秀ポン

ソング・オブ・ザ・シー 海のうたの秀ポンのレビュー・感想・評価

3.1
ブレンダンとケルズの秘密が面白かったのでこれも期待していたんだけど、なぜだかこっちはそんなにだった。見方があんま良くなかったかも。
デフォルメの強いシルエットの、絵本っぽい絵柄。

ストーリーは、色んなところを経由して家に帰るって感じで安定している。
この安定感が物足りなく感じたのかもしれない。
絵柄も話もブレンダン〜の方が歪で、それがワクワクに繋がっていたんだろうなと思う。

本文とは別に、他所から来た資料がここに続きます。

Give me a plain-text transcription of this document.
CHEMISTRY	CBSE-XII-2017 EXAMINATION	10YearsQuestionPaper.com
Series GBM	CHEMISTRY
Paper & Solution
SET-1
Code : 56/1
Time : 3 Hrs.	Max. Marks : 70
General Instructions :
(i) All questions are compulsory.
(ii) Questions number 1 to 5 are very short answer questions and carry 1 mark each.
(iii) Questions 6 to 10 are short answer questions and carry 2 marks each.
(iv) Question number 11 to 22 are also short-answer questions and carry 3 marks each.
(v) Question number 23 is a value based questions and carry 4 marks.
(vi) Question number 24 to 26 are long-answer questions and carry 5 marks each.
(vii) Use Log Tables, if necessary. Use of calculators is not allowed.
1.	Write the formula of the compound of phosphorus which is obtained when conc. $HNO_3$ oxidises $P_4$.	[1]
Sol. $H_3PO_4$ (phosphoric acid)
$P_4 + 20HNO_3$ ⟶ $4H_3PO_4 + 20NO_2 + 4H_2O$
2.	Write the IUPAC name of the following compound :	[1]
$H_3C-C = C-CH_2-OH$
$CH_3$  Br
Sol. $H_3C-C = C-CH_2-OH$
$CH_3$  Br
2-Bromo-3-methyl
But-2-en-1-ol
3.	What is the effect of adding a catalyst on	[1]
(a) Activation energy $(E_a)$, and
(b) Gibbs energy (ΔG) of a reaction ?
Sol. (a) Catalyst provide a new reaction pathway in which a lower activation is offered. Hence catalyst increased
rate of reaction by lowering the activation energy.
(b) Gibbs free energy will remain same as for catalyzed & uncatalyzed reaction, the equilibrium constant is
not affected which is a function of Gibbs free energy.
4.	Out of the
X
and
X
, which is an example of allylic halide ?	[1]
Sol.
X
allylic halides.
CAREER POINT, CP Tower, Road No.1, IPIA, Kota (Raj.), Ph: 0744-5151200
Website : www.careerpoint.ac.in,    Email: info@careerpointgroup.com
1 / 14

(らーめん才遊記のワクワク=アンバランス理論)
少なくとも前作の影響で、知らず知らずのうちにこの監督の映画にそういう歪さを求めていた(だから肩透かしを食らった)ってのはありそう。

光を追って仮装した子供の大勢乗ったバスに乗ったり、森の一角に、テレビとかの粗大ゴミと一緒に妖精岩が転がってたり、そういう伝承と生活が混ざり合った世界観はかなり好みだった。
物理的空間の上に伝承の層が乗っかっているような、ダイアナウィンジョーンズの銀のらせんを辿ればとか、それ系の児童文学みたいな感じ。

ラストの、妹の歌によって妖精達が魂?を取り戻すのは、伝承を歌うことで母を弔ってるんだろうか。
悲劇の伝承は、同じような悲劇に見舞われた遠い昔の誰か達が語り継いできたものであって、それに寄り添うことが残されたもの達の癒しにつながる?
と、KUBOみたいなことを考えたけど、しかしあっちのようにメタ構造が示唆されたわけではない。
シーン単位ではおぉ〜となったけど、ここまでのストーリーと直感的に繋がっている感じはしなかった。

父親がだいぶひでぇなと思いながら見ていたけど、最後まで彼の株が持ち直すことはなかった。

一個明確に不満なのは、嵐の海の荒々しさを全く感じなかった点。
この波に巻き込まれたら人間なんて木っ端だろ、と思わせるような描写がまるでなかった。
海中が穏やかなのは良い。しかし主人公も父親も波間をスイスイ泳いでしまっている。
せめて波にもみくちゃにされるとか、あとはせっかく穏やかな海中を描くのであれば、穏やかな海中から荒れた海面を見上げるような描写があったら最高だった。